When Xavier came back to slide I told him that the little boy was getting in trouble because he was doing the same thing as him… so maybe slide on one side or the other for now… he went down one time normally and then went and played on something else…
I don’t get it at all… why do parents not let their kids play and explore? Who is going to get hurt by the kids going down the middle of the slide? Who is going to get hurt when a kid runs up the slide when there are not other kids around? Why do parent follow their kid up onto the modules and not let them explore by themselves?
I really don’t get the unspoken “rules”…
Thats just ridiculous.
I have a friend who would never let her kids play in the dirt, never let them play behind the furniture (like “houses”), never let them do anything that wasn’t “by the rules”… I never understood that… Children use their imaginations to learn…

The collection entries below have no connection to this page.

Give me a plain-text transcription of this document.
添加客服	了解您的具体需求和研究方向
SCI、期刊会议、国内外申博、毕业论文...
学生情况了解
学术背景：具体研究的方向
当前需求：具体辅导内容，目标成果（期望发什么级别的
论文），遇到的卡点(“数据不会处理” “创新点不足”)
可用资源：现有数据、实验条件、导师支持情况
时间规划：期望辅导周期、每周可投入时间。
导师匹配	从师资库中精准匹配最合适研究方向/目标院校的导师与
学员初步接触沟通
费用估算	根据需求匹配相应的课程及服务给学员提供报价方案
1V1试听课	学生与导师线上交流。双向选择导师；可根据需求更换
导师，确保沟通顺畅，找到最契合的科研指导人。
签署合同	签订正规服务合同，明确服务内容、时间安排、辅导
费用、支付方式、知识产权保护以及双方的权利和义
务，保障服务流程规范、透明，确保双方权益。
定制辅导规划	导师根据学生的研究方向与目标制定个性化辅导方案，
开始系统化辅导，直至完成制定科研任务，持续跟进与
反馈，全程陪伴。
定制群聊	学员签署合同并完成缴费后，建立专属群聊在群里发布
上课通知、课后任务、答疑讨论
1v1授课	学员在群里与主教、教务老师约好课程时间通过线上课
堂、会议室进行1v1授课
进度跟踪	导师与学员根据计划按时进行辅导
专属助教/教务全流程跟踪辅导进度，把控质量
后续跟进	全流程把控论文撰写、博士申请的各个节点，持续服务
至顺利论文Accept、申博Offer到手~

I don’t get it either but I’ve experiences “the look” I think I’ve unfortunatley give “the look” too but usually only when some parent completely ignored their child when they came up and did something pretty awful. Like the time a dad ignored when his 6 year old came up and put his hands around my baby’s throat and choked him…I was pretty mad. But at the park, I tend to let Gage run around and explore and unless he’s hurting another child I like to leave him free to do his own thing.
Your story reminds me of the way my mother-in-law interacts with my kids. I sometimes wonder if her mind isn’t constantly thinking up new criticisms and negative evaluations of their every behavior. The guidance she gives them doesn’t make a lot of sense to me. And I wonder if she enjoys spending time with them at all. Visits with her include a continuous stream of “Don’t do that,” “Do it this way,” “That’s wrong,” and worst of all, she includes, “People won’t like you if . . . ”
My conclusion is that she, and most of members of this society, believe that children must suffer under constant “guidance” or direction, under constant control even if arbitrary, in order to mature into adults.
For my part, if I can’t think up a seriously good reason to say “No,” then I step back and reserve my initial inclination to say it.